Toen journalist Anna Vermeer het eerste krantenartikel over de moorden las, voelde ze een onheilspellend kippenvel over haar rug kruipen. Het leek in eerste instantie op een gewone moordzaak, zonder bijzonderheden. Maar iets aan de manier waarop het slachtoffer was achtergelaten, het patroon van de wonden… het had een zekere signatuur, een doelbewustheid die ze niet kon negeren.
Ze begon haar onderzoek gedreven door een mengeling van nieuwsgierigheid en een duister voorgevoel. Misschien was het haar instinct als journalist, of misschien was het iets diepers, iets archaïscher, dat haar waarschuwde. Hoe dan ook, ze was vastberaden om de waarheid te achterhalen. Ze begon met het najagen van de weinige aanwijzingen die voorhanden waren: stukjes informatie uit politierapporten, getuigenverklaringen, en vooral… de patronen.

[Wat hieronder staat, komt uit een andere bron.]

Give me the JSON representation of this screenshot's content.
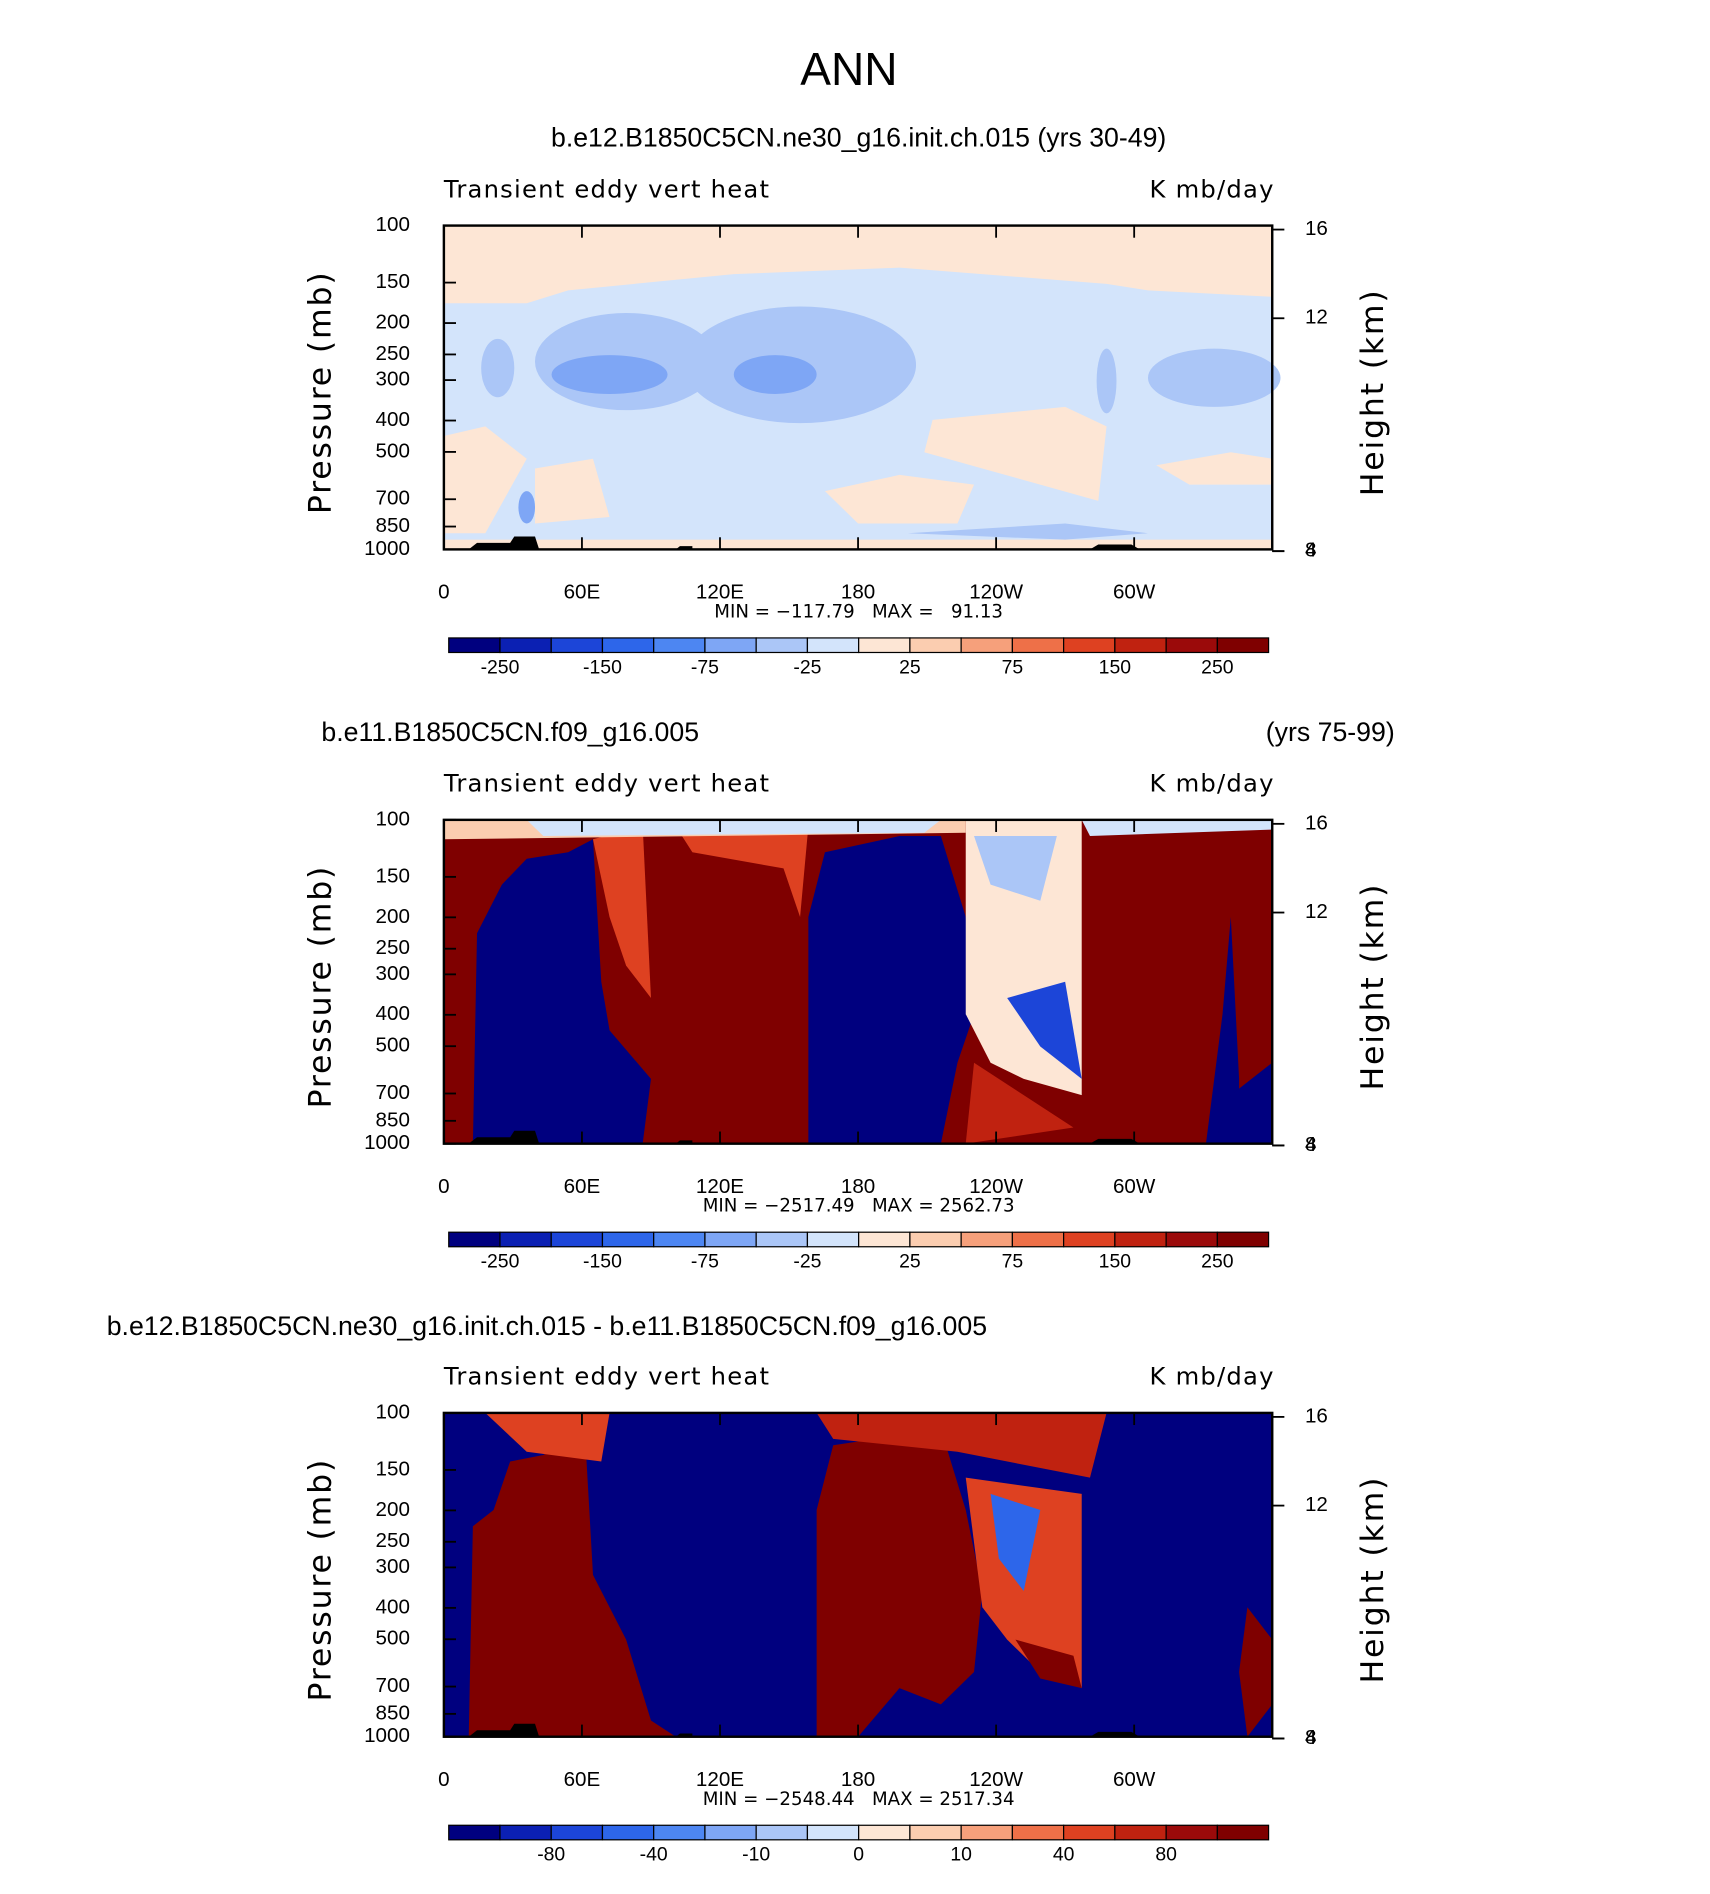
{
  "title": "ANN",
  "chart_data": [
    {
      "type": "contour",
      "title": "b.e12.B1850C5CN.ne30_g16.init.ch.015 (yrs 30-49)",
      "title_align": "center",
      "left_string": "Transient eddy vert heat",
      "right_string": "K mb/day",
      "y_label": "Pressure (mb)",
      "y2_label": "Height (km)",
      "y_log": true,
      "xlim": [
        0,
        360
      ],
      "xticks": [
        0,
        {
          "value": 60,
          "label": "60E"
        },
        {
          "value": 120,
          "label": "120E"
        },
        180,
        {
          "value": 240,
          "label": "120W"
        },
        {
          "value": 300,
          "label": "60W"
        }
      ],
      "ylim": [
        1000,
        100
      ],
      "yticks": [
        100,
        150,
        200,
        250,
        300,
        400,
        500,
        700,
        850,
        1000
      ],
      "y2ticks": [
        4,
        8,
        12,
        16
      ],
      "annotation": "MIN = −117.79   MAX =   91.13",
      "colorbar": {
        "colors": [
          "#00007f",
          "#0b20b3",
          "#1c45d8",
          "#2d66ea",
          "#4d86f2",
          "#7ea6f5",
          "#abc6f7",
          "#d3e4fb",
          "#fde6d5",
          "#fbcdb0",
          "#f6a07b",
          "#ee7048",
          "#de4121",
          "#c02210",
          "#9b0a0a",
          "#7f0000"
        ],
        "levels": [
          -250,
          null,
          -150,
          null,
          -75,
          null,
          -25,
          null,
          25,
          null,
          75,
          null,
          150,
          null,
          250
        ]
      }
    },
    {
      "type": "contour",
      "title": "b.e11.B1850C5CN.f09_g16.005",
      "title_right": "(yrs 75-99)",
      "title_align": "left",
      "left_string": "Transient eddy vert heat",
      "right_string": "K mb/day",
      "y_label": "Pressure (mb)",
      "y2_label": "Height (km)",
      "y_log": true,
      "xlim": [
        0,
        360
      ],
      "xticks": [
        0,
        {
          "value": 60,
          "label": "60E"
        },
        {
          "value": 120,
          "label": "120E"
        },
        180,
        {
          "value": 240,
          "label": "120W"
        },
        {
          "value": 300,
          "label": "60W"
        }
      ],
      "ylim": [
        1000,
        100
      ],
      "yticks": [
        100,
        150,
        200,
        250,
        300,
        400,
        500,
        700,
        850,
        1000
      ],
      "y2ticks": [
        4,
        8,
        12,
        16
      ],
      "annotation": "MIN = −2517.49   MAX = 2562.73",
      "colorbar": {
        "colors": [
          "#00007f",
          "#0b20b3",
          "#1c45d8",
          "#2d66ea",
          "#4d86f2",
          "#7ea6f5",
          "#abc6f7",
          "#d3e4fb",
          "#fde6d5",
          "#fbcdb0",
          "#f6a07b",
          "#ee7048",
          "#de4121",
          "#c02210",
          "#9b0a0a",
          "#7f0000"
        ],
        "levels": [
          -250,
          null,
          -150,
          null,
          -75,
          null,
          -25,
          null,
          25,
          null,
          75,
          null,
          150,
          null,
          250
        ]
      }
    },
    {
      "type": "contour",
      "title": "b.e12.B1850C5CN.ne30_g16.init.ch.015 - b.e11.B1850C5CN.f09_g16.005",
      "title_align": "left",
      "left_string": "Transient eddy vert heat",
      "right_string": "K mb/day",
      "y_label": "Pressure (mb)",
      "y2_label": "Height (km)",
      "y_log": true,
      "xlim": [
        0,
        360
      ],
      "xticks": [
        0,
        {
          "value": 60,
          "label": "60E"
        },
        {
          "value": 120,
          "label": "120E"
        },
        180,
        {
          "value": 240,
          "label": "120W"
        },
        {
          "value": 300,
          "label": "60W"
        }
      ],
      "ylim": [
        1000,
        100
      ],
      "yticks": [
        100,
        150,
        200,
        250,
        300,
        400,
        500,
        700,
        850,
        1000
      ],
      "y2ticks": [
        4,
        8,
        12,
        16
      ],
      "annotation": "MIN = −2548.44   MAX = 2517.34",
      "colorbar": {
        "colors": [
          "#00007f",
          "#0b20b3",
          "#1c45d8",
          "#2d66ea",
          "#4d86f2",
          "#7ea6f5",
          "#abc6f7",
          "#d3e4fb",
          "#fde6d5",
          "#fbcdb0",
          "#f6a07b",
          "#ee7048",
          "#de4121",
          "#c02210",
          "#9b0a0a",
          "#7f0000"
        ],
        "levels": [
          null,
          -80,
          null,
          -40,
          null,
          -10,
          null,
          0,
          null,
          10,
          null,
          40,
          null,
          80,
          null
        ]
      }
    }
  ]
}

Elke moord was begaan op een regenachtige nacht, telkens met een gelijke methode: een diepe snee over de hals van het slachtoffer, gevolgd door zorgvuldig geplaatste steekwonden in de borst. Als ze de locaties van de moorden op de kaart uitzette, vormden ze een sinistere vorm, een cirkel die steeds dichter naar een middelpunt kwam. Anna begreep dat de seriemoordenaar een macaber spel speelde en dat er ergens een diepe, duistere betekenis in verscholen lag.
Haar onderzoeken brachten haar naar duistere plekken: verlaten steegjes, vervallen panden, schimmige kroegen waar niemand bereid was te praten. Maar ze zette door, ongeacht de obstakels of de angstaanjagende gevoelens die haar soms probeerden te laten stoppen.
De sleutel tot de oplossing kwam onverwachts, in de vorm van een oude legende die ze toevallig tegenkwam in een stoffige bibliotheek. Volgens de legende was er ooit een sekte actief in de stad, een groep die geloofde in de zuiverende kracht van bloedrituelen. Hun symboliek, hun methodes, alles paste precies in het patroon van de moorden. De waarheid was angstaanjagender dan Anna zich had kunnen voorstellen. De moordenaar volgde niet zomaar een patroon; hij volgde een eeuwenoud ritueel, heroplevend als een eeuwenoude vloek die de stad teisterde.
Anna wist dat haar ontdekking haar leven in gevaar bracht, maar haar ethiek en vastberadenheid als journalist overheersten. De moordenaar moest gestopt worden, en de mensen moesten weten wat er rondom hen gaande was. Op een stormachtige nacht, gewapend met haar notitieboek en een vastberaden geest, besloot ze een verblijfplaats te bezoeken waarvan ze vermoedde dat het de volgende plaats van de satanische moordenaar zou zijn.
Het moment suprême kwam sneller dan verwacht. In de schaduw zag ze de figuur van een man, gehuld in een lange jas, zijn gezicht verborgen onder een hoed, klaar voor de volgende moord. Ze herkende het markante silhouet die de krantenfoto’s beschreven hadden: de Patronenjager.
Met een moed die ze niet wist dat ze in zich had, stelde Anna zich aan hem voor. “Je rituelen stoppen hier,” zei ze, haar stem trillend maar vastberaden.
De moordenaar keek op, een moment van verrassing in zijn ogen. Toen flitste zijn mes naar buiten, het zilveren lemmet glinsterend in het schaarse licht. Anna wist dat zij de laatste hindernis vormde voor zijn vervolmaking van het duivelse patroon.
Met een laatste duik en een adrenalinekrachtige schreeuw wist Anna het mes te ontwijken, waarna ze haar pepperspray uit haar tas haalde en in zijn ogen spoot. De moordenaar schreeuwde van pijn, een kil gehuil dat door de verlaten straat weerklonk. Anna’s hart bonkte in haar keel terwijl ze de politie belde.
De nachtmerrie eindigde in de gevangeniscel waar de moordenaar eindelijk werd opgesloten, zijn rituele slagen bewaren voor de eeuwigheid. De stad haalde opgelucht adem, maar voor Anna was het einde bittersweet. Ze wist dat de duisternis altijd deel zou blijven uitmaken van haar eigen verhaal, het verhaal van een journalist die het onbekende had getrotseerd en voor een moment, heel even, een glimp had gezien van de pure kwaadaardigheid die in alle hoeken van de wereld loerde.